Know your Rights! richtet sich an minderjährige Geflüchtete und junge Volljährige in Niedersachsen, Fachkräfte der Jugendhilfe, Vormünder:innen und Unterstützende. Wir bieten Informationen zu Asyl- und Aufenthaltsrecht sowie zu Bleibeperspektiven in Deutschland. Durch Netzwerkarbeit, national und international, sowie politische Lobby- und Öffentlichkeitsarbeit setzen wir uns für die Rechte und Belange von minderjährigen Geflüchteten und jungen Volljährigen ein. 
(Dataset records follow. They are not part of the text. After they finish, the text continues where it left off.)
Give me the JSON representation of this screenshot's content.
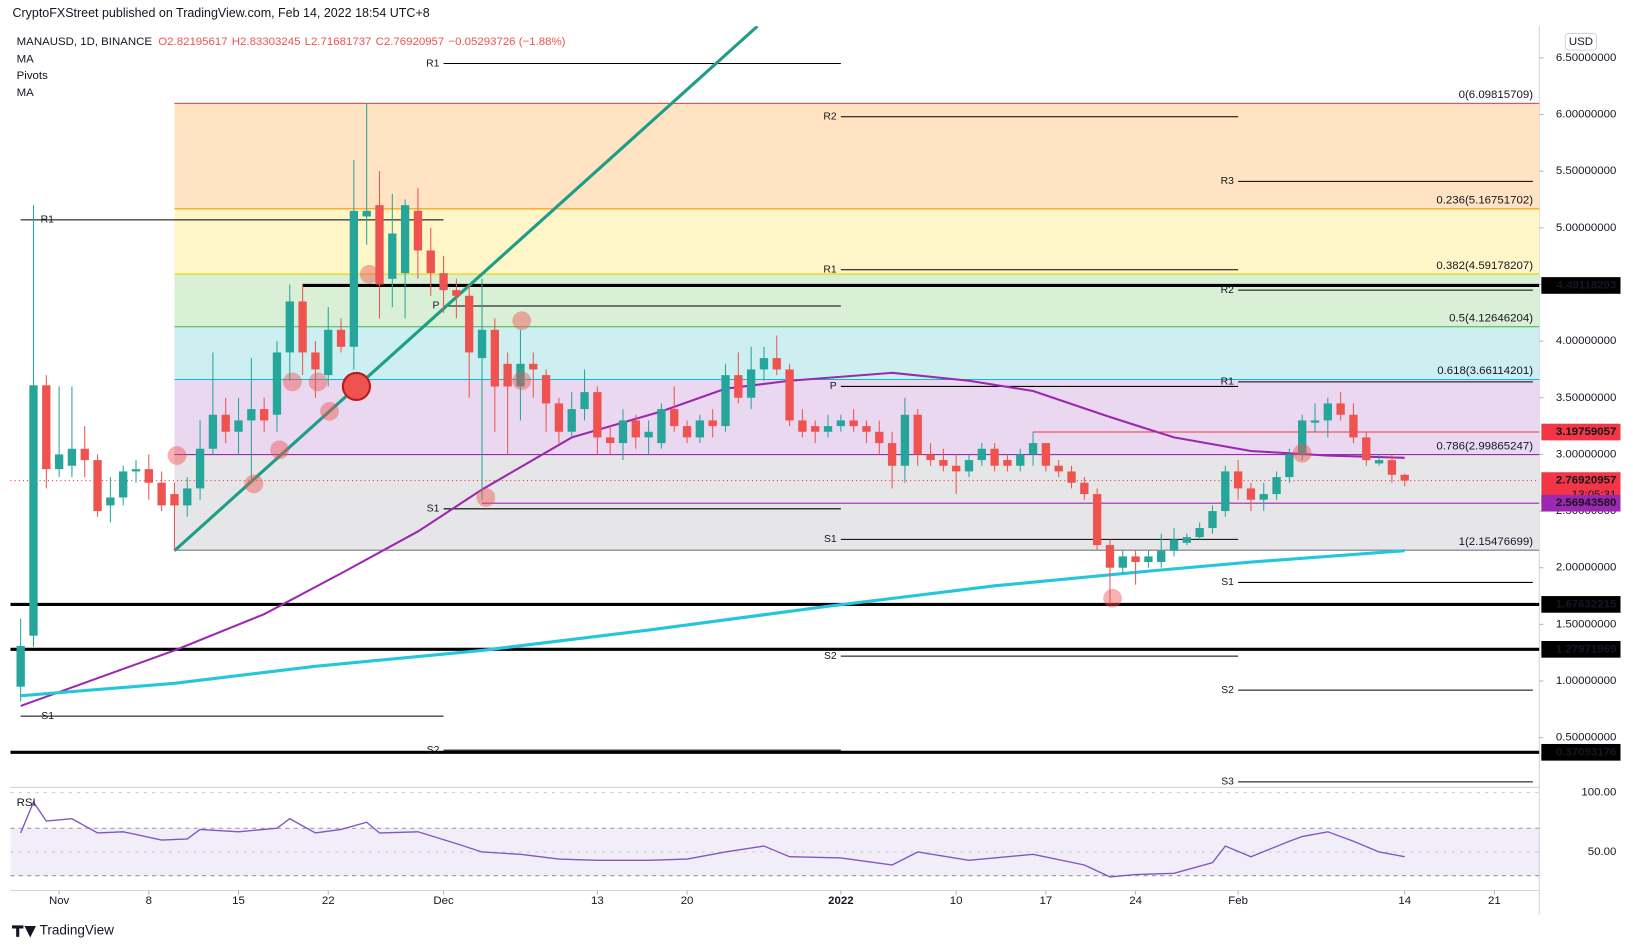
{
  "chart_data": {
    "type": "candlestick",
    "header": "CryptoFXStreet published on TradingView.com, Feb 14, 2022 18:54 UTC+8",
    "title": "MANAUSD, 1D, BINANCE",
    "ohlc_legend": [
      "O2.82195617",
      "H2.83303245",
      "L2.71681737",
      "C2.76920957",
      "−0.05293726 (−1.88%)"
    ],
    "indicators": [
      "MA",
      "Pivots",
      "MA"
    ],
    "currency": "USD",
    "footer": "TradingView",
    "countdown": "13:05:31",
    "up_color": "#26a69a",
    "down_color": "#ef5350",
    "xlim": [
      -0.8,
      118.5
    ],
    "xticks": [
      {
        "value": 3,
        "label": "Nov"
      },
      {
        "value": 10,
        "label": "8"
      },
      {
        "value": 17,
        "label": "15"
      },
      {
        "value": 24,
        "label": "22"
      },
      {
        "value": 33,
        "label": "Dec"
      },
      {
        "value": 45,
        "label": "13"
      },
      {
        "value": 52,
        "label": "20"
      },
      {
        "value": 64,
        "label": "2022"
      },
      {
        "value": 73,
        "label": "10"
      },
      {
        "value": 80,
        "label": "17"
      },
      {
        "value": 87,
        "label": "24"
      },
      {
        "value": 95,
        "label": "Feb"
      },
      {
        "value": 108,
        "label": "14"
      },
      {
        "value": 115,
        "label": "21"
      }
    ],
    "ylim": [
      0.07,
      6.78
    ],
    "yticks": [
      {
        "value": 0.5,
        "label": "0.50000000"
      },
      {
        "value": 1,
        "label": "1.00000000"
      },
      {
        "value": 1.5,
        "label": "1.50000000"
      },
      {
        "value": 2,
        "label": "2.00000000"
      },
      {
        "value": 2.5,
        "label": "2.50000000"
      },
      {
        "value": 3,
        "label": "3.00000000"
      },
      {
        "value": 3.5,
        "label": "3.50000000"
      },
      {
        "value": 4,
        "label": "4.00000000"
      },
      {
        "value": 4.5,
        "label": "4.50000000"
      },
      {
        "value": 5,
        "label": "5.00000000"
      },
      {
        "value": 5.5,
        "label": "5.50000000"
      },
      {
        "value": 6,
        "label": "6.00000000"
      },
      {
        "value": 6.5,
        "label": "6.50000000"
      }
    ],
    "open": [
      0.95,
      1.4,
      3.61,
      2.87,
      2.9,
      3.05,
      2.95,
      2.55,
      2.62,
      2.85,
      2.87,
      2.75,
      2.65,
      2.55,
      2.7,
      3.05,
      3.35,
      3.2,
      3.3,
      3.4,
      3.35,
      3.9,
      4.35,
      3.9,
      3.7,
      4.1,
      3.95,
      5.1,
      5.2,
      4.55,
      4.6,
      5.15,
      4.8,
      4.6,
      4.45,
      4.4,
      3.85,
      4.1,
      3.8,
      3.6,
      3.8,
      3.7,
      3.45,
      3.2,
      3.4,
      3.55,
      3.15,
      3.1,
      3.3,
      3.15,
      3.1,
      3.4,
      3.25,
      3.15,
      3.3,
      3.25,
      3.7,
      3.5,
      3.75,
      3.85,
      3.75,
      3.3,
      3.25,
      3.2,
      3.25,
      3.3,
      3.25,
      3.2,
      3.1,
      2.9,
      3.35,
      3.0,
      2.95,
      2.9,
      2.85,
      2.95,
      3.05,
      2.95,
      2.9,
      3.0,
      3.1,
      2.9,
      2.85,
      2.75,
      2.65,
      2.2,
      2.0,
      2.1,
      2.05,
      2.05,
      2.15,
      2.22,
      2.27,
      2.35,
      2.5,
      2.85,
      2.7,
      2.6,
      2.65,
      2.8,
      3.0,
      3.28,
      3.3,
      3.45,
      3.35,
      3.15,
      2.92,
      2.95,
      2.82
    ],
    "high": [
      1.55,
      5.2,
      3.7,
      3.6,
      3.6,
      3.25,
      3.0,
      2.8,
      2.9,
      2.95,
      3.0,
      2.85,
      2.75,
      2.8,
      3.3,
      3.9,
      3.5,
      3.5,
      3.85,
      3.5,
      4.0,
      4.5,
      4.5,
      4.0,
      4.3,
      4.2,
      5.6,
      6.1,
      5.5,
      5.3,
      5.25,
      5.35,
      5.0,
      4.75,
      4.55,
      4.5,
      4.55,
      4.2,
      3.9,
      4.1,
      3.9,
      3.75,
      3.5,
      3.55,
      3.75,
      3.6,
      3.25,
      3.4,
      3.35,
      3.3,
      3.45,
      3.6,
      3.3,
      3.35,
      3.4,
      3.8,
      3.9,
      3.95,
      3.95,
      4.05,
      3.8,
      3.4,
      3.3,
      3.35,
      3.35,
      3.4,
      3.3,
      3.3,
      3.2,
      3.5,
      3.4,
      3.1,
      3.05,
      3.0,
      3.0,
      3.1,
      3.1,
      3.0,
      3.05,
      3.2,
      3.1,
      2.95,
      2.9,
      2.8,
      2.7,
      2.25,
      2.15,
      2.15,
      2.15,
      2.3,
      2.35,
      2.3,
      2.4,
      2.55,
      2.9,
      2.95,
      2.75,
      2.75,
      2.85,
      3.05,
      3.35,
      3.45,
      3.5,
      3.55,
      3.45,
      3.2,
      3.0,
      3.0,
      2.83
    ],
    "low": [
      0.82,
      1.3,
      2.7,
      2.8,
      2.8,
      2.8,
      2.45,
      2.4,
      2.55,
      2.75,
      2.6,
      2.5,
      2.15,
      2.45,
      2.6,
      3.0,
      3.1,
      3.0,
      2.75,
      3.2,
      3.2,
      3.65,
      3.7,
      3.5,
      3.6,
      3.9,
      3.75,
      4.85,
      4.2,
      4.3,
      4.2,
      4.55,
      4.4,
      4.25,
      4.2,
      3.5,
      2.6,
      3.2,
      3.0,
      3.3,
      3.5,
      3.2,
      3.1,
      3.15,
      3.3,
      3.0,
      3.0,
      2.95,
      3.05,
      3.0,
      3.05,
      3.2,
      3.1,
      3.1,
      3.15,
      3.2,
      3.45,
      3.4,
      3.65,
      3.7,
      3.25,
      3.15,
      3.1,
      3.15,
      3.2,
      3.2,
      3.1,
      3.0,
      2.7,
      2.75,
      2.9,
      2.9,
      2.85,
      2.65,
      2.8,
      2.9,
      2.85,
      2.85,
      2.85,
      2.9,
      2.85,
      2.8,
      2.7,
      2.6,
      2.15,
      1.68,
      1.95,
      1.85,
      2.0,
      2.0,
      2.1,
      2.2,
      2.25,
      2.3,
      2.45,
      2.6,
      2.5,
      2.5,
      2.6,
      2.75,
      2.95,
      3.2,
      3.15,
      3.3,
      3.1,
      2.9,
      2.9,
      2.75,
      2.72
    ],
    "close": [
      1.31,
      3.61,
      2.87,
      3.0,
      3.05,
      2.95,
      2.5,
      2.62,
      2.85,
      2.87,
      2.75,
      2.55,
      2.55,
      2.7,
      3.05,
      3.35,
      3.2,
      3.3,
      3.4,
      3.3,
      3.9,
      4.35,
      3.9,
      3.75,
      4.1,
      3.95,
      5.15,
      5.15,
      4.5,
      4.95,
      5.2,
      4.8,
      4.6,
      4.45,
      4.4,
      3.9,
      4.1,
      3.6,
      3.6,
      3.8,
      3.75,
      3.45,
      3.2,
      3.4,
      3.55,
      3.15,
      3.1,
      3.3,
      3.15,
      3.2,
      3.4,
      3.25,
      3.15,
      3.3,
      3.25,
      3.7,
      3.5,
      3.75,
      3.85,
      3.75,
      3.3,
      3.2,
      3.2,
      3.25,
      3.3,
      3.25,
      3.2,
      3.1,
      2.9,
      3.35,
      3.0,
      2.95,
      2.9,
      2.85,
      2.95,
      3.05,
      2.9,
      2.9,
      3.0,
      3.1,
      2.9,
      2.85,
      2.75,
      2.65,
      2.2,
      2.0,
      2.1,
      2.05,
      2.1,
      2.15,
      2.25,
      2.27,
      2.35,
      2.5,
      2.85,
      2.7,
      2.6,
      2.65,
      2.8,
      3.0,
      3.3,
      3.3,
      3.45,
      3.35,
      3.15,
      2.95,
      2.95,
      2.82,
      2.77
    ],
    "fib": {
      "start": 12,
      "levels": [
        {
          "label": "0(6.09815709)",
          "value": 6.09815709,
          "color": "#f23645"
        },
        {
          "label": "0.236(5.16751702)",
          "value": 5.16751702,
          "color": "#ff9800"
        },
        {
          "label": "0.382(4.59178207)",
          "value": 4.59178207,
          "color": "#e8d100"
        },
        {
          "label": "0.5(4.12646204)",
          "value": 4.12646204,
          "color": "#4caf50"
        },
        {
          "label": "0.618(3.66114201)",
          "value": 3.66114201,
          "color": "#00bcd4"
        },
        {
          "label": "0.786(2.99865247)",
          "value": 2.99865247,
          "color": "#9c27b0"
        },
        {
          "label": "1(2.15476699)",
          "value": 2.15476699,
          "color": "#787b86"
        }
      ],
      "fills": [
        "#ffe3c2",
        "#fff6c8",
        "#d9efd6",
        "#cdeff2",
        "#ead7f0",
        "#e6e6e8"
      ]
    },
    "pivots": [
      {
        "start": 0,
        "end": 33,
        "levels": [
          {
            "label": "R1",
            "value": 5.07
          },
          {
            "label": "S1",
            "value": 0.69
          }
        ]
      },
      {
        "start": 33,
        "end": 64,
        "levels": [
          {
            "label": "R1",
            "value": 6.45
          },
          {
            "label": "P",
            "value": 4.31
          },
          {
            "label": "S1",
            "value": 2.52
          },
          {
            "label": "S2",
            "value": 0.39
          }
        ]
      },
      {
        "start": 64,
        "end": 95,
        "levels": [
          {
            "label": "R2",
            "value": 5.98
          },
          {
            "label": "R1",
            "value": 4.63
          },
          {
            "label": "P",
            "value": 3.6
          },
          {
            "label": "S1",
            "value": 2.25
          },
          {
            "label": "S2",
            "value": 1.22
          }
        ]
      },
      {
        "start": 95,
        "end": 118,
        "levels": [
          {
            "label": "R3",
            "value": 5.41
          },
          {
            "label": "R2",
            "value": 4.45
          },
          {
            "label": "R1",
            "value": 3.64
          },
          {
            "label": "S1",
            "value": 1.87
          },
          {
            "label": "S2",
            "value": 0.92
          },
          {
            "label": "S3",
            "value": 0.11
          }
        ]
      }
    ],
    "levels": [
      {
        "value": 4.49118203,
        "label": "4.49118203",
        "color": "#000000",
        "start": 22
      },
      {
        "value": 3.19759057,
        "label": "3.19759057",
        "color": "#f23645",
        "start": 79
      },
      {
        "value": 2.76920957,
        "label": "2.76920957",
        "color": "#f23645",
        "start": -0.8
      },
      {
        "value": 2.5694358,
        "label": "2.56943580",
        "color": "#9c27b0",
        "start": 36
      },
      {
        "value": 1.67632215,
        "label": "1.67632215",
        "color": "#000000",
        "start": -0.8
      },
      {
        "value": 1.27971969,
        "label": "1.27971969",
        "color": "#000000",
        "start": -0.8
      },
      {
        "value": 0.37093176,
        "label": "0.37093176",
        "color": "#000000",
        "start": -0.8
      }
    ],
    "moving_averages": [
      {
        "color": "#9c27b0",
        "x": [
          0,
          12,
          19,
          25,
          31,
          36,
          43,
          50,
          55,
          60,
          68,
          74,
          79,
          85,
          90,
          96,
          102,
          108
        ],
        "values": [
          0.78,
          1.27,
          1.59,
          1.95,
          2.32,
          2.69,
          3.15,
          3.38,
          3.58,
          3.65,
          3.72,
          3.65,
          3.56,
          3.33,
          3.15,
          3.03,
          2.99,
          2.97
        ]
      },
      {
        "color": "#26c6da",
        "x": [
          0,
          12,
          23,
          36,
          49,
          63,
          76,
          88,
          96,
          108
        ],
        "values": [
          0.87,
          0.98,
          1.13,
          1.27,
          1.45,
          1.66,
          1.84,
          1.97,
          2.05,
          2.15
        ]
      }
    ],
    "trendline": {
      "color": "#1e9e86",
      "x": [
        12,
        57.5
      ],
      "values": [
        2.15,
        6.78
      ]
    },
    "markers": {
      "x": [
        12.2,
        18.2,
        20.2,
        21.2,
        23.2,
        24.1,
        27.2,
        36.3,
        39.1,
        39.1,
        85.2,
        100
      ],
      "values": [
        2.99,
        2.74,
        3.04,
        3.64,
        3.64,
        3.38,
        4.59,
        2.62,
        4.18,
        3.65,
        1.73,
        3.01
      ]
    },
    "highlight": {
      "x": 26.2,
      "value": 3.6
    },
    "rsi": {
      "label": "RSI",
      "color": "#7e57c2",
      "ylim": [
        17.5,
        102.6
      ],
      "yticks": [
        {
          "value": 100,
          "label": "100.00"
        },
        {
          "value": 50,
          "label": "50.00"
        }
      ],
      "bands": [
        30,
        70
      ],
      "x": [
        0,
        1,
        2,
        4,
        6,
        8,
        11,
        13,
        14,
        17,
        20,
        21,
        23,
        25,
        27,
        28,
        31,
        34,
        36,
        39,
        42,
        45,
        49,
        52,
        55,
        58,
        60,
        64,
        68,
        70,
        74,
        79,
        83,
        85,
        87,
        90,
        93,
        94,
        96,
        99,
        100,
        102,
        104,
        106,
        108
      ],
      "values": [
        66,
        92,
        76,
        78,
        66,
        67,
        60,
        61,
        69,
        67,
        70,
        78,
        66,
        69,
        75,
        66,
        67,
        57,
        50,
        48,
        44,
        43,
        43,
        44,
        50,
        55,
        46,
        45,
        39,
        50,
        43,
        48,
        39,
        29,
        31,
        32,
        41,
        55,
        46,
        59,
        63,
        67,
        59,
        50,
        46
      ]
    }
  }
}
Zusätzlich bieten wir über unseren Mailverteiler juf-nds@asyl.org, in den Ihr euch gerne eintragen könnt, Informationen über Veranstaltungen, Fachpublikationen, gesetzliche Veränderungen und Arbeitshilfen zum Themenbereich junge Geflüchtete. Zum Eintragen bitte hier klicken.
What‘s you story – what‘s your dream?
„Von der deutschen Gesellschaft würde ich mir wünschen, mit der Arbeitserlaubnis nicht so streng zu sein.“
Menschen im Exil sind wichtige Mitglieder unserer Gesellschaft, die trotz widriger Umstände ihrer Flucht und vieler Hürden beim Ankommen in Deutschland den Mut nicht verloren haben und unser aller Achtung und Wertschätzung verdient haben. Zusammen mit Exil.e.V. haben wir deshalb die Plattform „What‘s you story – what‘s your dream?“ aufgesetzt, auf der wir Geschichten des „erfolgreichen“ Ankommens in Deutschland erzählen – wobei klar ist, dass „Erfolg“ für uns alle etwas anderes bedeuten kann.

Vorletzte Woche erschien dort das zweite Video, diesmal von Hassen aus Tschetschenien.
"WiB - Wege ins Bleiberecht" nun auch in der Region Hannover 
Im Rahmen unseres Projektes "Wege ins Bleiberecht" konnten wir die Region Hannover – nach dem Landkreis Göttingen - als zweite ländliche Kommune für eine Kooperation gewinnen. Dabei knüpfen wir an die erfolgreiche Kooperation mit den Städten Göttingen und Hannover an und verfolgen weiterhin gemeinsam das Ziel, Langzeitgeduldeten auch in den 21 Städten und Gemeinden der Region Hannover Perspektive und Sicherheit zu bieten.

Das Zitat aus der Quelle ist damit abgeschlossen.